Ayant choisi de nous concentrer sur l’utilisation des chansons dans les films qui n’ont pas vocation à mettre celles-ci au premier plan, nous avons laissé de côté ce qui se rapproche des comédies musicales. Nous ne parlerons donc ni de "L’Étrange Noël de monsieur Jack", ni des "Noces funèbres", ni de "Sweeney Todd", ni des chansons des Oompa Loompas dans "Charlie et la Chocolaterie".

"Tequila" (1958) dans "Pee-Wee Big Adventure" (1985)

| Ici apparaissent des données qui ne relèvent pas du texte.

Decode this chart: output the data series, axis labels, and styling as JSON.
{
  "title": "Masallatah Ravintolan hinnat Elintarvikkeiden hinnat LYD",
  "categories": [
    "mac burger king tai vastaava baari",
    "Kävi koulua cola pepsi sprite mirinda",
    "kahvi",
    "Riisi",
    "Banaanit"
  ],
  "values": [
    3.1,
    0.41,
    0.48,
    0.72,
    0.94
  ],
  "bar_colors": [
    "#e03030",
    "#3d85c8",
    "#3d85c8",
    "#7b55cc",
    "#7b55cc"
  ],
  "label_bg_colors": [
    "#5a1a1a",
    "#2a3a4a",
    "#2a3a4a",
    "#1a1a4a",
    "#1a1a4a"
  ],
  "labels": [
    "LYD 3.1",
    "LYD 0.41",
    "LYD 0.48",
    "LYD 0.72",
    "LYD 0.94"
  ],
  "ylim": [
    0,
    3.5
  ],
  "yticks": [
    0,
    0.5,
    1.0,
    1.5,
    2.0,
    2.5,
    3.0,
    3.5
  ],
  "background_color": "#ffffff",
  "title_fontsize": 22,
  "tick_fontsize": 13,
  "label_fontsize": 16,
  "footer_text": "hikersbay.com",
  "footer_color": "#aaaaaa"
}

Premier long métrage de Tim Burton, "Pee-Wee Big Adventure" réutilise entre autres un tube des années 50 : "Tequila" du groupe The Champs, avec sa célèbre mélodie au saxophone. Dans la scène concernée, le héros, Pee-Wee Herman, est dans un bar de bikers, qui menacent de le tuer après qu’il a accidentellement fait tomber toutes leurs motos avec un malencontreux effet domino. Pee-Wee réclame alors une dernière volonté, ce que les motards lui accordent. Il se dirige vers un juke-box, sélectionne la chanson "Tequila", enfile des chaussures à talons et monte sur une table pour improviser une chorégraphie. Il obtient un tel succès auprès des bikers que ceux-ci finissent par lui faire un triomphe et par le laisser partir en lui souhaitant bonne chance dans sa quête (rappelons qu’il recherche son précieux vélo, qu’on lui a volé). Cette scène est représentative du mélange de folie et de non-sens qui caractérisent Pee-Wee Herman. Et accessoirement, ce film a contribué à impulser une nouvelle notoriété pour cette chanson dans les années 80.

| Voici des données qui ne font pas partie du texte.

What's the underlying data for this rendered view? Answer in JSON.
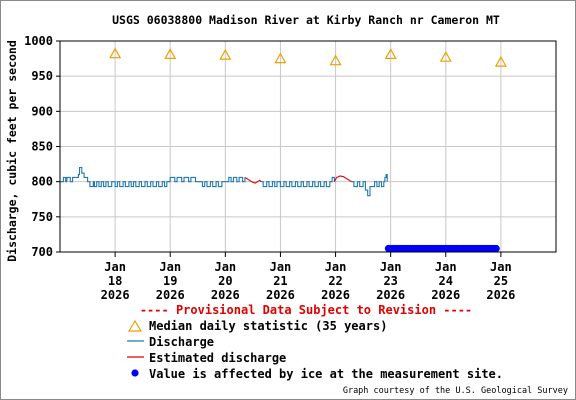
{
  "chart_data": {
    "type": "line",
    "title": "USGS 06038800 Madison River at Kirby Ranch nr Cameron MT",
    "ylabel": "Discharge, cubic feet per second",
    "xlabel": "",
    "ylim": [
      700,
      1000
    ],
    "yticks": [
      700,
      750,
      800,
      850,
      900,
      950,
      1000
    ],
    "ytick_labels": [
      "700",
      "750",
      "800",
      "850",
      "900",
      "950",
      "1000"
    ],
    "xlim": [
      "2026-01-17",
      "2026-01-26"
    ],
    "xticks": [
      {
        "date": "2026-01-18",
        "lines": [
          "Jan",
          "18",
          "2026"
        ]
      },
      {
        "date": "2026-01-19",
        "lines": [
          "Jan",
          "19",
          "2026"
        ]
      },
      {
        "date": "2026-01-20",
        "lines": [
          "Jan",
          "20",
          "2026"
        ]
      },
      {
        "date": "2026-01-21",
        "lines": [
          "Jan",
          "21",
          "2026"
        ]
      },
      {
        "date": "2026-01-22",
        "lines": [
          "Jan",
          "22",
          "2026"
        ]
      },
      {
        "date": "2026-01-23",
        "lines": [
          "Jan",
          "23",
          "2026"
        ]
      },
      {
        "date": "2026-01-24",
        "lines": [
          "Jan",
          "24",
          "2026"
        ]
      },
      {
        "date": "2026-01-25",
        "lines": [
          "Jan",
          "25",
          "2026"
        ]
      }
    ],
    "grid": true,
    "colors": {
      "median": "#f0a000",
      "discharge": "#1f78b4",
      "estimated": "#e00000",
      "ice": "#0000ff",
      "grid": "#c8c8c8"
    },
    "series": [
      {
        "name": "Median daily statistic (35 years)",
        "kind": "marker-triangle",
        "points": [
          {
            "x": "2026-01-18",
            "y": 982
          },
          {
            "x": "2026-01-19",
            "y": 981
          },
          {
            "x": "2026-01-20",
            "y": 980
          },
          {
            "x": "2026-01-21",
            "y": 975
          },
          {
            "x": "2026-01-22",
            "y": 972
          },
          {
            "x": "2026-01-23",
            "y": 981
          },
          {
            "x": "2026-01-24",
            "y": 977
          },
          {
            "x": "2026-01-25",
            "y": 970
          }
        ]
      },
      {
        "name": "Discharge",
        "kind": "step-line",
        "segments": [
          [
            [
              "2026-01-17 00:00",
              800
            ],
            [
              "2026-01-17 01:30",
              806
            ],
            [
              "2026-01-17 02:30",
              800
            ],
            [
              "2026-01-17 03:00",
              806
            ],
            [
              "2026-01-17 04:30",
              800
            ],
            [
              "2026-01-17 05:30",
              806
            ],
            [
              "2026-01-17 08:00",
              810
            ],
            [
              "2026-01-17 08:30",
              820
            ],
            [
              "2026-01-17 09:30",
              812
            ],
            [
              "2026-01-17 10:30",
              806
            ],
            [
              "2026-01-17 12:00",
              800
            ],
            [
              "2026-01-17 13:00",
              793
            ],
            [
              "2026-01-17 14:30",
              800
            ],
            [
              "2026-01-17 15:00",
              793
            ],
            [
              "2026-01-17 16:00",
              800
            ],
            [
              "2026-01-17 17:00",
              793
            ],
            [
              "2026-01-17 18:00",
              800
            ],
            [
              "2026-01-17 19:00",
              793
            ],
            [
              "2026-01-17 20:00",
              800
            ],
            [
              "2026-01-17 21:00",
              793
            ],
            [
              "2026-01-17 22:30",
              800
            ],
            [
              "2026-01-18 00:00",
              793
            ],
            [
              "2026-01-18 01:00",
              800
            ],
            [
              "2026-01-18 02:00",
              793
            ],
            [
              "2026-01-18 03:30",
              800
            ],
            [
              "2026-01-18 04:30",
              793
            ],
            [
              "2026-01-18 06:00",
              800
            ],
            [
              "2026-01-18 07:00",
              793
            ],
            [
              "2026-01-18 08:00",
              800
            ],
            [
              "2026-01-18 09:00",
              793
            ],
            [
              "2026-01-18 10:30",
              800
            ],
            [
              "2026-01-18 11:30",
              793
            ],
            [
              "2026-01-18 13:00",
              800
            ],
            [
              "2026-01-18 14:00",
              793
            ],
            [
              "2026-01-18 15:30",
              800
            ],
            [
              "2026-01-18 16:30",
              793
            ],
            [
              "2026-01-18 18:00",
              800
            ],
            [
              "2026-01-18 19:00",
              793
            ],
            [
              "2026-01-18 20:30",
              800
            ],
            [
              "2026-01-18 21:30",
              793
            ],
            [
              "2026-01-18 22:30",
              800
            ],
            [
              "2026-01-19 00:00",
              806
            ],
            [
              "2026-01-19 02:00",
              800
            ],
            [
              "2026-01-19 03:00",
              806
            ],
            [
              "2026-01-19 05:00",
              800
            ],
            [
              "2026-01-19 06:00",
              806
            ],
            [
              "2026-01-19 08:00",
              800
            ],
            [
              "2026-01-19 09:00",
              806
            ],
            [
              "2026-01-19 11:00",
              800
            ],
            [
              "2026-01-19 12:00",
              800
            ],
            [
              "2026-01-19 14:00",
              793
            ],
            [
              "2026-01-19 15:00",
              800
            ],
            [
              "2026-01-19 16:00",
              793
            ],
            [
              "2026-01-19 17:30",
              800
            ],
            [
              "2026-01-19 18:30",
              793
            ],
            [
              "2026-01-19 20:00",
              800
            ],
            [
              "2026-01-19 21:00",
              793
            ],
            [
              "2026-01-19 22:30",
              800
            ],
            [
              "2026-01-20 00:00",
              800
            ],
            [
              "2026-01-20 01:30",
              806
            ],
            [
              "2026-01-20 02:30",
              800
            ],
            [
              "2026-01-20 03:30",
              806
            ],
            [
              "2026-01-20 05:00",
              800
            ],
            [
              "2026-01-20 06:00",
              806
            ],
            [
              "2026-01-20 07:30",
              800
            ],
            [
              "2026-01-20 08:30",
              806
            ]
          ],
          [
            [
              "2026-01-20 15:30",
              800
            ],
            [
              "2026-01-20 16:30",
              793
            ],
            [
              "2026-01-20 18:00",
              800
            ],
            [
              "2026-01-20 19:00",
              793
            ],
            [
              "2026-01-20 20:30",
              800
            ],
            [
              "2026-01-20 21:30",
              793
            ],
            [
              "2026-01-20 22:30",
              800
            ],
            [
              "2026-01-21 00:00",
              793
            ],
            [
              "2026-01-21 01:30",
              800
            ],
            [
              "2026-01-21 02:30",
              793
            ],
            [
              "2026-01-21 04:00",
              800
            ],
            [
              "2026-01-21 05:00",
              793
            ],
            [
              "2026-01-21 06:30",
              800
            ],
            [
              "2026-01-21 07:30",
              793
            ],
            [
              "2026-01-21 09:00",
              800
            ],
            [
              "2026-01-21 10:00",
              793
            ],
            [
              "2026-01-21 11:30",
              800
            ],
            [
              "2026-01-21 12:30",
              793
            ],
            [
              "2026-01-21 14:00",
              800
            ],
            [
              "2026-01-21 15:00",
              793
            ],
            [
              "2026-01-21 16:30",
              800
            ],
            [
              "2026-01-21 17:30",
              793
            ],
            [
              "2026-01-21 19:00",
              800
            ],
            [
              "2026-01-21 20:00",
              793
            ],
            [
              "2026-01-21 21:30",
              800
            ],
            [
              "2026-01-21 22:30",
              806
            ],
            [
              "2026-01-21 23:30",
              800
            ]
          ],
          [
            [
              "2026-01-22 07:00",
              800
            ],
            [
              "2026-01-22 08:00",
              793
            ],
            [
              "2026-01-22 09:30",
              800
            ],
            [
              "2026-01-22 10:30",
              793
            ],
            [
              "2026-01-22 12:00",
              800
            ],
            [
              "2026-01-22 13:00",
              788
            ],
            [
              "2026-01-22 14:00",
              780
            ],
            [
              "2026-01-22 15:00",
              793
            ],
            [
              "2026-01-22 16:00",
              793
            ],
            [
              "2026-01-22 17:00",
              800
            ],
            [
              "2026-01-22 18:00",
              793
            ],
            [
              "2026-01-22 19:00",
              800
            ],
            [
              "2026-01-22 20:00",
              793
            ],
            [
              "2026-01-22 21:00",
              800
            ],
            [
              "2026-01-22 21:30",
              806
            ],
            [
              "2026-01-22 22:00",
              810
            ],
            [
              "2026-01-22 22:30",
              800
            ]
          ]
        ]
      },
      {
        "name": "Estimated discharge",
        "kind": "line",
        "segments": [
          [
            [
              "2026-01-20 08:30",
              806
            ],
            [
              "2026-01-20 10:00",
              803
            ],
            [
              "2026-01-20 11:30",
              800
            ],
            [
              "2026-01-20 13:00",
              798
            ],
            [
              "2026-01-20 14:00",
              800
            ],
            [
              "2026-01-20 15:00",
              802
            ],
            [
              "2026-01-20 15:30",
              800
            ]
          ],
          [
            [
              "2026-01-21 23:30",
              800
            ],
            [
              "2026-01-22 00:30",
              806
            ],
            [
              "2026-01-22 02:00",
              808
            ],
            [
              "2026-01-22 03:30",
              807
            ],
            [
              "2026-01-22 05:00",
              804
            ],
            [
              "2026-01-22 06:00",
              802
            ],
            [
              "2026-01-22 07:00",
              800
            ]
          ]
        ]
      },
      {
        "name": "Value is affected by ice at the measurement site.",
        "kind": "marker-dot",
        "x_start": "2026-01-22 23:00",
        "x_end": "2026-01-24 22:00",
        "y": 705
      }
    ]
  },
  "notice": "---- Provisional Data Subject to Revision ----",
  "legend": [
    {
      "symbol": "triangle",
      "label": "Median daily statistic (35 years)"
    },
    {
      "symbol": "line-blue",
      "label": "Discharge"
    },
    {
      "symbol": "line-red",
      "label": "Estimated discharge"
    },
    {
      "symbol": "dot-blue",
      "label": "Value is affected by ice at the measurement site."
    }
  ],
  "credit": "Graph courtesy of the U.S. Geological Survey"
}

"Burn in Hell" (1985) dans "Pee-Wee Big Adventure" (1985)

Dans une séquence de course-poursuite à travers les studios Warner de Burbank, alors que le héros vient de récupérer son vélo, celui-ci perturbe plusieurs tournages dont celui d’un clip de Twisted Sister. Le chanteur, Dee Snider, regard caméra, se trémousse (à quatre pattes, à genoux ou couché) sur le capot d’une Cadillac décapotable dont émergent les autres musiciens du groupe de glam metal, alors que des danseuses se dandinent en marchant de part et d’autre de la voiture qui roule au ralenti. Lorsque Pee-Wee arrive face à eux, la grue qui transporte le caméraman doit s’élever pour éviter le choc, le héros bifurque au dernier moment devant le véhicule puis tous les occupants fuient avant que ne s’encastrent dans la Cadillac, successivement, un bateau, un traîneau de père Noël et une personne en costume de dinosaure. Bref, du non-sens burlesque qui tranche avec le titre de la chanson, "Burn in Hell", composée spécialement pour le film.

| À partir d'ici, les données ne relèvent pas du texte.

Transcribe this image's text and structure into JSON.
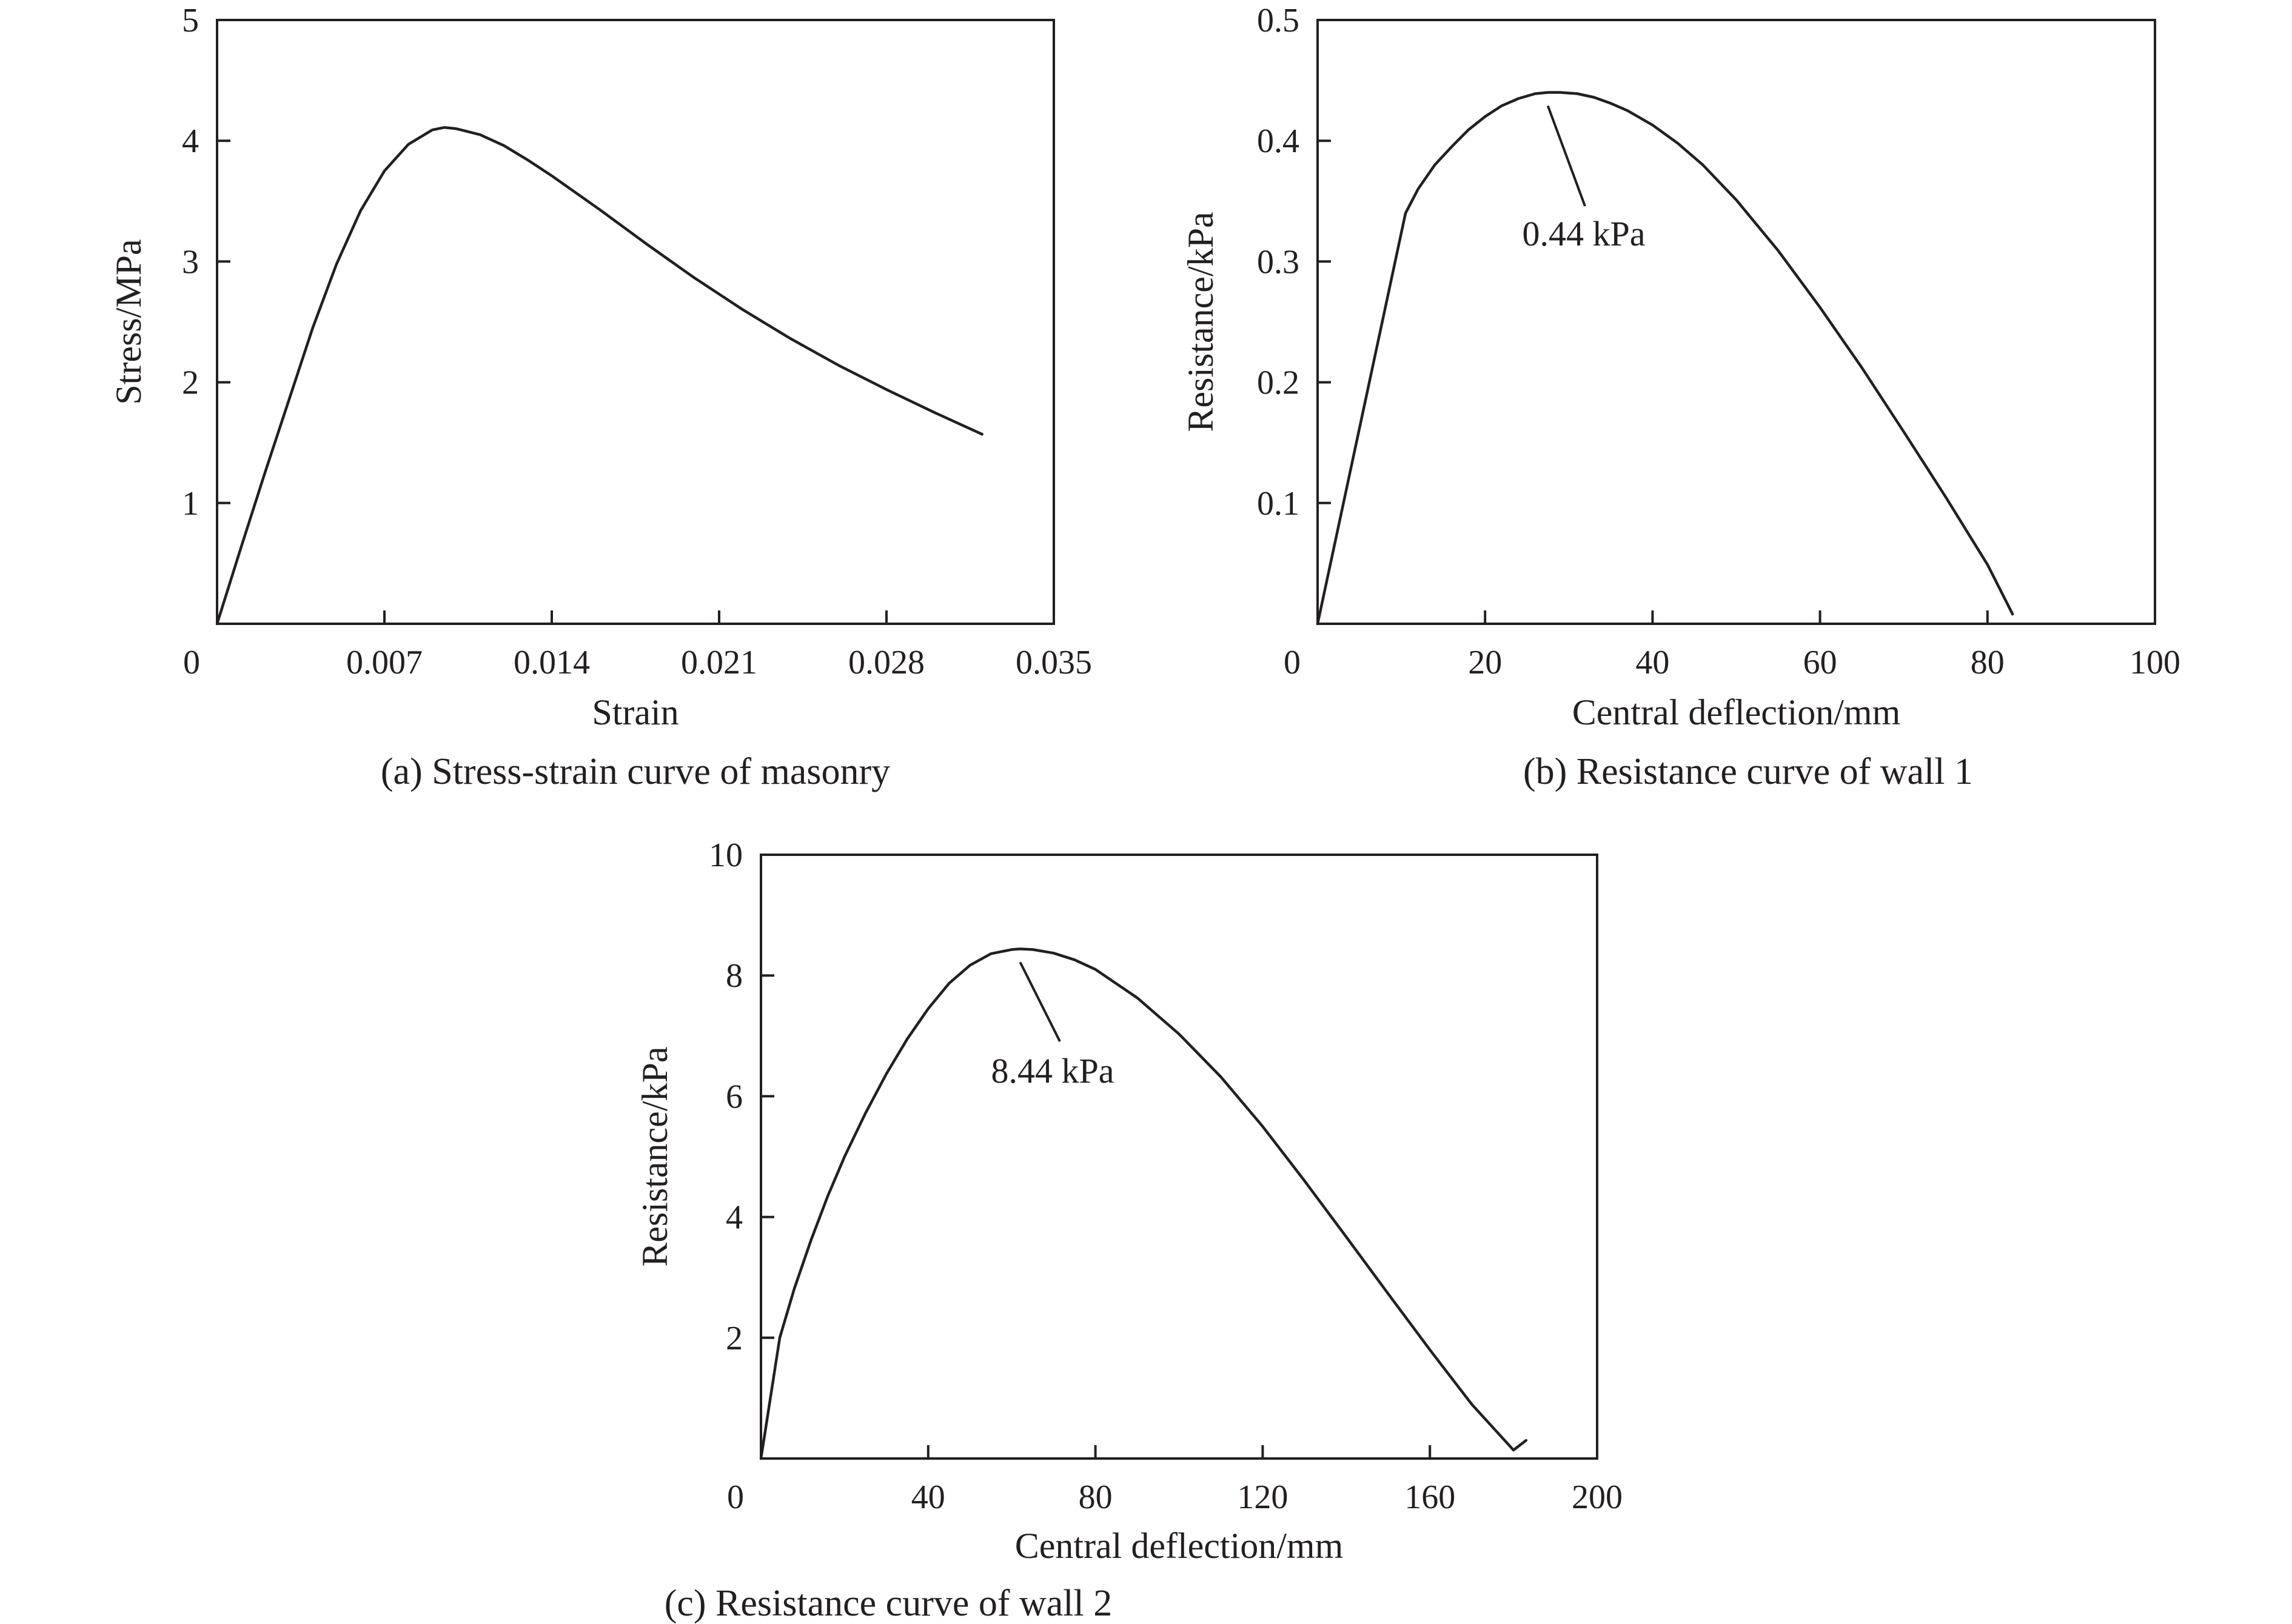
{
  "chart_data": [
    {
      "id": "a",
      "type": "line",
      "caption": "(a) Stress-strain curve of masonry",
      "xlabel": "Strain",
      "ylabel": "Stress/MPa",
      "xlim": [
        0,
        0.035
      ],
      "ylim": [
        0,
        5
      ],
      "xticks": [
        0,
        0.007,
        0.014,
        0.021,
        0.028,
        0.035
      ],
      "xtick_labels": [
        "0",
        "0.007",
        "0.014",
        "0.021",
        "0.028",
        "0.035"
      ],
      "yticks": [
        1,
        2,
        3,
        4,
        5
      ],
      "ytick_labels": [
        "1",
        "2",
        "3",
        "4",
        "5"
      ],
      "grid": false,
      "series": [
        {
          "x": [
            0,
            0.001,
            0.002,
            0.003,
            0.004,
            0.005,
            0.006,
            0.007,
            0.008,
            0.009,
            0.0095,
            0.01,
            0.011,
            0.012,
            0.013,
            0.014,
            0.016,
            0.018,
            0.02,
            0.022,
            0.024,
            0.026,
            0.028,
            0.03,
            0.032
          ],
          "y": [
            0,
            0.63,
            1.25,
            1.85,
            2.45,
            2.98,
            3.42,
            3.75,
            3.97,
            4.09,
            4.11,
            4.1,
            4.05,
            3.96,
            3.84,
            3.71,
            3.43,
            3.14,
            2.86,
            2.6,
            2.36,
            2.14,
            1.94,
            1.75,
            1.57
          ]
        }
      ],
      "annotations": []
    },
    {
      "id": "b",
      "type": "line",
      "caption": "(b) Resistance curve of  wall 1",
      "xlabel": "Central deflection/mm",
      "ylabel": "Resistance/kPa",
      "xlim": [
        0,
        100
      ],
      "ylim": [
        0,
        0.5
      ],
      "xticks": [
        0,
        20,
        40,
        60,
        80,
        100
      ],
      "xtick_labels": [
        "0",
        "20",
        "40",
        "60",
        "80",
        "100"
      ],
      "yticks": [
        0.1,
        0.2,
        0.3,
        0.4,
        0.5
      ],
      "ytick_labels": [
        "0.1",
        "0.2",
        "0.3",
        "0.4",
        "0.5"
      ],
      "grid": false,
      "series": [
        {
          "x": [
            0,
            10.5,
            12,
            14,
            16,
            18,
            20,
            22,
            24,
            26,
            27.5,
            29,
            31,
            33,
            35,
            37,
            40,
            43,
            46,
            50,
            55,
            60,
            65,
            70,
            75,
            80,
            83
          ],
          "y": [
            0,
            0.34,
            0.36,
            0.38,
            0.395,
            0.409,
            0.42,
            0.429,
            0.435,
            0.439,
            0.44,
            0.44,
            0.439,
            0.436,
            0.431,
            0.425,
            0.413,
            0.398,
            0.38,
            0.351,
            0.309,
            0.262,
            0.212,
            0.159,
            0.105,
            0.049,
            0.008
          ]
        }
      ],
      "annotations": [
        {
          "text": "0.44 kPa",
          "x": 27.5,
          "y": 0.44
        }
      ]
    },
    {
      "id": "c",
      "type": "line",
      "caption": "(c) Resistance curve of  wall 2",
      "xlabel": "Central deflection/mm",
      "ylabel": "Resistance/kPa",
      "xlim": [
        0,
        200
      ],
      "ylim": [
        0,
        10
      ],
      "xticks": [
        0,
        40,
        80,
        120,
        160,
        200
      ],
      "xtick_labels": [
        "0",
        "40",
        "80",
        "120",
        "160",
        "200"
      ],
      "yticks": [
        2,
        4,
        6,
        8,
        10
      ],
      "ytick_labels": [
        "2",
        "4",
        "6",
        "8",
        "10"
      ],
      "grid": false,
      "series": [
        {
          "x": [
            0,
            4.5,
            8,
            12,
            16,
            20,
            25,
            30,
            35,
            40,
            45,
            50,
            55,
            60,
            62,
            65,
            70,
            75,
            80,
            90,
            100,
            110,
            120,
            130,
            140,
            150,
            160,
            170,
            180,
            183
          ],
          "y": [
            0,
            2.0,
            2.82,
            3.62,
            4.35,
            5.0,
            5.72,
            6.37,
            6.95,
            7.45,
            7.87,
            8.17,
            8.36,
            8.43,
            8.44,
            8.43,
            8.37,
            8.26,
            8.1,
            7.63,
            7.03,
            6.32,
            5.5,
            4.6,
            3.67,
            2.73,
            1.8,
            0.9,
            0.14,
            0.3
          ]
        }
      ],
      "annotations": [
        {
          "text": "8.44 kPa",
          "x": 62,
          "y": 8.44
        }
      ]
    }
  ]
}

"Day-O" (1956) dans "Beetlejuice" (1988)

S’il y a UNE scène burtonienne avec chanson à retenir, c’est bien celle de "Beetlejuice" avec le titre "Day-O" (également intitulé "The Banana Boat Song") dans la version célèbre de Harry Belafonte (qui n’est pas son interprète initial puisqu’il s’agit d’un chant populaire jamaïcain). Situons la séquence dans le film : après leur mort par accident, Adam et Barbara Maitland doivent hanter leur propre maison, laquelle est rachetée par Charles et Delia Deetz ; lorsque ces derniers reçoivent des amis pour un dîner et que la discussion évoque la possible présence de fantômes dans la demeure, Delia (incarnée par Catherine O’Hara) refuse de parler de cela et déclare qu’elle « préfère parler de… » mais ne parvient pas à terminer sa phrase. En effet, elle est soudainement possédée par lesdits fantômes qui lui font chanter "Day-O" en playback, sans qu’elle puisse contrôler quoi que ce soit, hormis son regard qui trahit un mélange d’épouvante et de stupéfaction (au passage, applaudissons l’incroyable performance de l’actrice !). Les convives sont à la fois surpris et amusés, son mari (Jeffrey Jones) regarde sous la table pour tenter de comprendre le « truc » en cherchant la source de la musique, puis tous les personnages sont à leur tour contrôlés par les Maitland, qui les manipulent telles des marionnettes et les font danser autour de la table. La séquence, une des plus hilarantes de toute la filmographie de Tim Burton, est évidemment associée à jamais au tube de Belafonte pour quiconque a vu "Beetlejuice".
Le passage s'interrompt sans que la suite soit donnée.